In truth, there is little the Conservatives can now do to quell the widespread disbelief in their privatisation project. Every leaf on the line will be the Government's fault.

This has already happened with water. The years of incompetent management when water was supplied by publicly owned water boards and of government failure to inject sufficient funds have long been forgotten. Because the Conservatives have identified themselves so entirely with the mission to privatise, they must live by its achievements and failures. It is a little illogical for the Government to be blamed for the failure of private companies to deliver water and quite remarkable for it to be blamed for a drought, but that is what is happening.

And so it will be with the railways.
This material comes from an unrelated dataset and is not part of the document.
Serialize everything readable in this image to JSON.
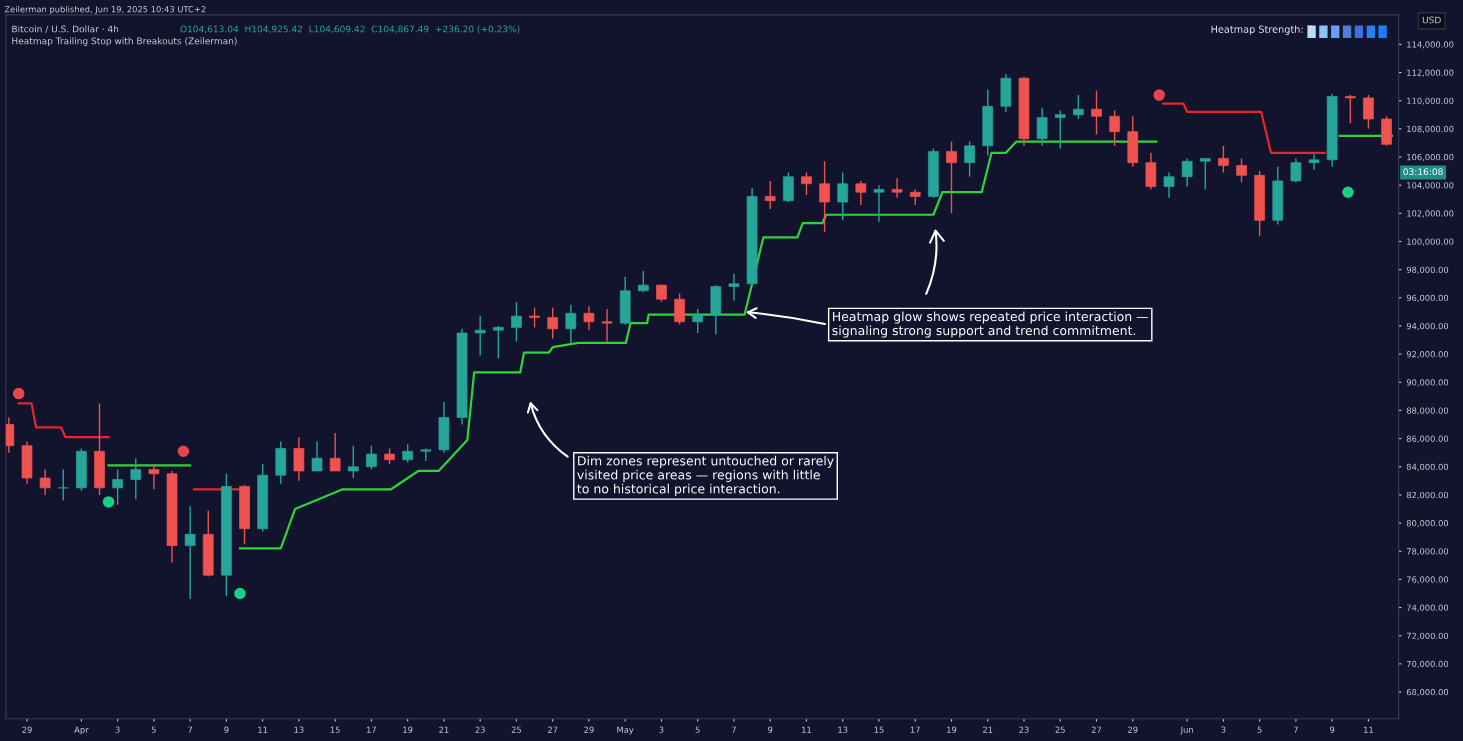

The Government may well sell off part of the railways by the next election. (It will not, however, sell off more than 50 per cent of services by 1 April 1996, the ridiculous target it has set itself and which, inexplicably, ministers adhere to in the face of disbelief from everyone in the industry.) Most important, it is proceeding undeterred with the sell-off of Railtrack. But there is to be no "tell Sid" public campaign. Instead, the Government will just need to persuade a few institutions that Railtrack is a good investment and given that its income, in track charges, is virtually guaranteed, there is no doubt that the sale can be achieved, albeit at rather less than the pounds 3bn originally hoped for. But Labour should not delude itself that a few stories about safety will halt the progress. What these reports show, however, is that the sale will never be popular. It is two or three privatisations too far. The climate has changed.
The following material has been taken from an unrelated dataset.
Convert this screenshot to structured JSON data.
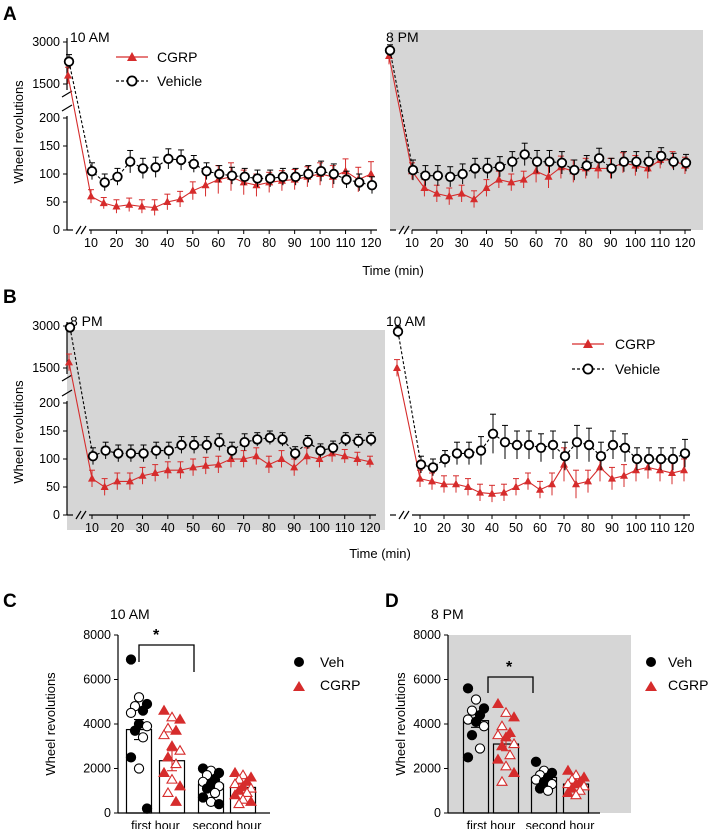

There is a Machiavellian theory circulating in the railway industry. The Government is deliberately engineering the leaks, the theory goes, to pave the way for a retreat on privatisation. Don't believe it. The sell-off will go ahead whatever the consequences. Just like the poll tax, the process has become unstoppable. The Government has already spent something in the order of pounds 1bn. But the Tories should not delude themselves that this will win them a single vote at the next election, not least because hardly any of the train-operating companies will have been sold and passengers will see absolutely no improvement, except perhaps, for a few repainted carriages, by the time of the election. Indeed, it could cost them thousands of votes. Privatisation - rather than the railways themselves - will become the target for every commuter's complaint.